How to Prioritize Cybersecurity Spending: A Risk-Based Strategy for the Highest ROI
As an IT leader, staying on top of the latest cybersecurity developments is essential to keeping your organization safe. But with threats coming from all around — and hackers dreaming up new exploits every day — how do you create proactive, agile cybersecurity strategies? And what cybersecurity approach gives you the most bang for your buck, mitigating your risks and maximizing the value of your cybersecurity investments?
Let’s take a closer look at the trends that are impacting organizations today, including the growing reach of data breaches and the increase in cybersecurity spending, and explore how you can get the most out of your cybersecurity resources, effectively securing your digital assets and maintaining your organization’s integrity in the face of ever-evolving cyber threats.
Successful data breaches
In 2022, the number of people affected by data breaches increased significantly. According to the Identity Theft Resource Center’s 2022 Data Breach Report, more than 1,800 data compromises were reported in 2022 — 60 fewer reports than in the previous year — but the number of people impacted by data breaches jumped by a whopping 40% to 422.1 million.
And data breaches can cause real, long-lasting impacts, as proven by some of the most infamous data breaches in history:
- eBay: Hackers stole login credentials for just a few eBay employees and then pulled off a massive data breach that stole the personal information and passwords of more than 145 million users. Experts believe that the hack had ramifications on users outside of eBay — as people tend to reuse passwords on multiple sites, there’s a good chance that hackers were able to access other online services using the stolen credentials.
- Yahoo: In one of the biggest data breaches in history, Yahoo estimated that hackers had compromised over three billion accounts. Although hackers didn’t get passwords, they did gain access to users’ security question answers, increasing the risk of identity theft. The company ultimately paid $35 million in regulatory fines and had to provide nearly 200 million people with credit monitoring services and other restitution valued at $117.5 million.
- Marriott: Hackers were able to spend nearly four years accessing Mariott’s Starwood system, stealing data from more than 500 million hotel customers. Cybercriminals stole everything from customer names and contact info to passport numbers, travel information, and financial information, including credit and debit card numbers and expiration dates. In addition to the massive blow to its reputation and loss of consumer trust, the company faced steep fines, including a £99 million fine from the UK Information Commissioner’s Office (ICO) for violating British citizens’ privacy rights under the GDPR.
Given the escalating scope and impact of data breaches, it’s clear that CISOs and IT teams have their work cut out to ensure their organization is prepared for anything.
Cyber spending trends
Unsurprisingly, with the growing cybersecurity problem, organizations are spending more money to bolster their cybersecurity resources.

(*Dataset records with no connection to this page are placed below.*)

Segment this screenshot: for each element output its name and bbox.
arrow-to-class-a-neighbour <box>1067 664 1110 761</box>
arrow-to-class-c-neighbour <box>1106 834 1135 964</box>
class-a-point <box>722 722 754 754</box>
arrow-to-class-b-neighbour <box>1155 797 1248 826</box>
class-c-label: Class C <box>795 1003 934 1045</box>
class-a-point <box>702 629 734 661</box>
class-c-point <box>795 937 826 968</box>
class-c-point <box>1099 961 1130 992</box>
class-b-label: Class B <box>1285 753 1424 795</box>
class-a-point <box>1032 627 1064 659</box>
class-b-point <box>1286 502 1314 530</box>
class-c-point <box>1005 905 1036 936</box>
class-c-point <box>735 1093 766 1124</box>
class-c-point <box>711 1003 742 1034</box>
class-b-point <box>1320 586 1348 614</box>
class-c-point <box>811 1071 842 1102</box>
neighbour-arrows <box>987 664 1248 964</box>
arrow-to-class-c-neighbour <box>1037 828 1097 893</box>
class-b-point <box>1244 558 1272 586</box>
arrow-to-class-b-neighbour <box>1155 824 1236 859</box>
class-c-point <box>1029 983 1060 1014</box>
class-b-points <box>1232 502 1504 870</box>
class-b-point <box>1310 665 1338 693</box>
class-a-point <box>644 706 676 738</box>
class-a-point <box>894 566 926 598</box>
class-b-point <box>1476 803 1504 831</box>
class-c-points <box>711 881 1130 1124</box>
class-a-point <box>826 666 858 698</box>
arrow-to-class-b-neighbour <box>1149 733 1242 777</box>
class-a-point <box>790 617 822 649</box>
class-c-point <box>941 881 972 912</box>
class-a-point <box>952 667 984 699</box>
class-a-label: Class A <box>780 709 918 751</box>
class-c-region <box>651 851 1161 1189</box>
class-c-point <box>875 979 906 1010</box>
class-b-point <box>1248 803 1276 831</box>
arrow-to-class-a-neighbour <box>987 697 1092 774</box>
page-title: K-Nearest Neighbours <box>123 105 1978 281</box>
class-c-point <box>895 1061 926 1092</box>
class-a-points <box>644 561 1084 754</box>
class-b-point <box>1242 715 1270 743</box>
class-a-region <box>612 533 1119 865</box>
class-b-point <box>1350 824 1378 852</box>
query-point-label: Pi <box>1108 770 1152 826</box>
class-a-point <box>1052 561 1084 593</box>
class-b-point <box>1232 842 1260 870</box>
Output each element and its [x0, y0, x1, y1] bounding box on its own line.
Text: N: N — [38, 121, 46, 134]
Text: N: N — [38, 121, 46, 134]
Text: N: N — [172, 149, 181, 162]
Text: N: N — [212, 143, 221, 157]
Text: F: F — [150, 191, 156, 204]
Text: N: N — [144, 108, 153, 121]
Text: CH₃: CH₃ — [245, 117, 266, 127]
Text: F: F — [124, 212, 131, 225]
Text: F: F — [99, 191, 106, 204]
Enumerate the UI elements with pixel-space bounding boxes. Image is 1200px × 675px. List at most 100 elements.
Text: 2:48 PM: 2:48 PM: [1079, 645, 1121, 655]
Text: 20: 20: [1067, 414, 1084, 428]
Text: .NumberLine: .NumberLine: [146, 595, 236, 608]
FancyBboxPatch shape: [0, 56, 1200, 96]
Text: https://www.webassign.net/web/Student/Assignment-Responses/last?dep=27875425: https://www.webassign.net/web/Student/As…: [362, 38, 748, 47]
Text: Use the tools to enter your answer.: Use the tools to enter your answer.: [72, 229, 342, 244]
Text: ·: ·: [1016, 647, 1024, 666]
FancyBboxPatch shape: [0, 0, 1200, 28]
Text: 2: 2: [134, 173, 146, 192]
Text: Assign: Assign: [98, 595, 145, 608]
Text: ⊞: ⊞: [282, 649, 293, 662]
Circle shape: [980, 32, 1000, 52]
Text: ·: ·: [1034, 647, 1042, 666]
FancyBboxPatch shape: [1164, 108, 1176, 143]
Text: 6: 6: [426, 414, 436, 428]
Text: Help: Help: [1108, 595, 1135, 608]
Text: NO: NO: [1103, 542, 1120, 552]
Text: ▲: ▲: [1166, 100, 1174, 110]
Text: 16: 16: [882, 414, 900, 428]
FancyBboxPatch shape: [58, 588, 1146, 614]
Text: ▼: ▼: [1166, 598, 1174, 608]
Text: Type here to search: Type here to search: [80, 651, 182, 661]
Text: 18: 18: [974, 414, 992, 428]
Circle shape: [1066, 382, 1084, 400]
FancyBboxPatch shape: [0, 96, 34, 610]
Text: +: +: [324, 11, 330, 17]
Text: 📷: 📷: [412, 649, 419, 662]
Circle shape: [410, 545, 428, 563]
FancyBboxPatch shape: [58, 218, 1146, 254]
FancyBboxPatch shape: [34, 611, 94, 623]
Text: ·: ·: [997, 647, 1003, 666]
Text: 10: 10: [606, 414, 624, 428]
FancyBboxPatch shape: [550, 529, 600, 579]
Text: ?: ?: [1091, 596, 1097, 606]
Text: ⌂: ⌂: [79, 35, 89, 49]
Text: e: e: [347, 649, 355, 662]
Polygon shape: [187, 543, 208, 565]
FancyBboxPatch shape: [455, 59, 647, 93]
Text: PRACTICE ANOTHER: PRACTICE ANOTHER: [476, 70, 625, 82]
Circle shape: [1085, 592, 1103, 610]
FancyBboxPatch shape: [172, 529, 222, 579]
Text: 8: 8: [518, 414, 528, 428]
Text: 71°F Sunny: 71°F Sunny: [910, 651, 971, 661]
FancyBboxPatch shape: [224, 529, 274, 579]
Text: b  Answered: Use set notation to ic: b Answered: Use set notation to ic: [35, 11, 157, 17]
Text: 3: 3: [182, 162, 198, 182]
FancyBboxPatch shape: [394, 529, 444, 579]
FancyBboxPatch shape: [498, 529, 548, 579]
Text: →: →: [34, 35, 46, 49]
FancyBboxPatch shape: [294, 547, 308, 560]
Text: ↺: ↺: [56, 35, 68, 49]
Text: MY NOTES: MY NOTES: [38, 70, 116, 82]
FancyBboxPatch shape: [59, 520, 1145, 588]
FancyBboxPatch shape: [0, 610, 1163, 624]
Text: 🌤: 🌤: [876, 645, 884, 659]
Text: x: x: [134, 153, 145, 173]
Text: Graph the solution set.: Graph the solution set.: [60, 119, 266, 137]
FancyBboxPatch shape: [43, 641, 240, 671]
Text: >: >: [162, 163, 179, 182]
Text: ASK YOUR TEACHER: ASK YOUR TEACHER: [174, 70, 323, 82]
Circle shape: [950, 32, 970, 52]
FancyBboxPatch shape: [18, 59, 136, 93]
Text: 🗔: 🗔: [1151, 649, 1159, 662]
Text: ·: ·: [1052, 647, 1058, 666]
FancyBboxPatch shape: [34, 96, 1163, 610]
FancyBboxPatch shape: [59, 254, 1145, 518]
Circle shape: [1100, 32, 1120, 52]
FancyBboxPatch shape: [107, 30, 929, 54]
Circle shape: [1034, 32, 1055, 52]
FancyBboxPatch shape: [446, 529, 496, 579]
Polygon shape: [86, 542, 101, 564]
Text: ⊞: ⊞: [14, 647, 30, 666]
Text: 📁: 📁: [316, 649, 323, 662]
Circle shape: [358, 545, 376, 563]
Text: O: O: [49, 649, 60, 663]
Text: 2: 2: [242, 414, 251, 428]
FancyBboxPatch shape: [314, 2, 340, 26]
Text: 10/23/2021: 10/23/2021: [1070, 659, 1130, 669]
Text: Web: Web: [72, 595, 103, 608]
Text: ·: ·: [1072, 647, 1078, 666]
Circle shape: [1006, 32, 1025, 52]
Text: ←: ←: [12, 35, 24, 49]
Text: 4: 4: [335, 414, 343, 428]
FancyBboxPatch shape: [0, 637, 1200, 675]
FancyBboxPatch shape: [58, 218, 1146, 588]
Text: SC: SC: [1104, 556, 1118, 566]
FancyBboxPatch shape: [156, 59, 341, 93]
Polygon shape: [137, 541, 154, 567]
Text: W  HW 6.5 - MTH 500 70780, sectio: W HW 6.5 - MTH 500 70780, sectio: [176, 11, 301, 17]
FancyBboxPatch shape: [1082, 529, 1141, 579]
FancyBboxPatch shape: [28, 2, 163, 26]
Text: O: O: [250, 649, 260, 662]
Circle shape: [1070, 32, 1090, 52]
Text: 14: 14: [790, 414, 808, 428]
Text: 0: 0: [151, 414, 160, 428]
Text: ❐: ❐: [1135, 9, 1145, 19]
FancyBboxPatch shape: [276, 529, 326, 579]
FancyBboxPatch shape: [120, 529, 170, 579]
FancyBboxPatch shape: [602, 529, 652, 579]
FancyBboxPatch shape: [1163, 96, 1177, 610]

Getting the most from your cybersecurity resources
Clearly, there’s no shortage of cybersecurity threats. So, how can an IT professional ensure they are maximizing the value of cybersecurity resources and getting every ounce of protection from cybersecurity investments? A risk-based approach, where you identify and prioritize your greatest vulnerabilities, and correlate threat exposure to business impact, will help protect organizations and optimize spending decisions.
To adopt a risk-based approach, deploy the following strategies:
- Focus on your external attack surface. Your business’ external attack surface includes all of your company’s accessible digital assets — which present an enticing target for bad actors. You can’t fix a problem if you don’t know it exists; use a proven external attack surface management (EASM) solution to regularly scan and monitor your assets for potential security gaps.
- Prioritize protection of end user credentials. As eBay found, gaining access to just a handful of user credentials can effectively give hackers an open-door invite to your network and data. Ensure you provide employees with regular, ongoing security training to help them become more adept at identifying and appropriately responding to cyber risks. Deploy robust identity and access management protocols across your organization. And use a password auditor to ensure that your employees aren’t using passwords that have already been breached or compromised.
- Prioritize vulnerability remediation across your networks and cloud services. Invest in a risk-based vulnerability management solution that will help you prioritize threats based on the highest risks posted (based on likelihood and exploit availability), rather than wasting time and resources on vulnerabilities that pose little threat.
- Integrate a threat intelligence solution. To proactively adapt your organization’s defenses against emerging threats and attack vectors, you should invest in a threat intelligence solution that provides real-time insights into evolving threats to your organization and industry. By focusing your attention (and spending) on high-impact, likely-to-be-exploited vulnerabilities, you can strategically deploy resources to address your most pressing security concerns.
Prioritize a risk-based approach to boost cybersecurity ROI
Today’s digital landscape requires IT pros to prioritize a risk-based approach to cybersecurity, ensuring that your investments address current and future threats. By strategically deploying your organization’s resources — using robust solutions and focusing on high-impact vulnerabilities — you’ll be taking steps to keep your organization safe, maintain your operational integrity, and boost your cybersecurity ROI.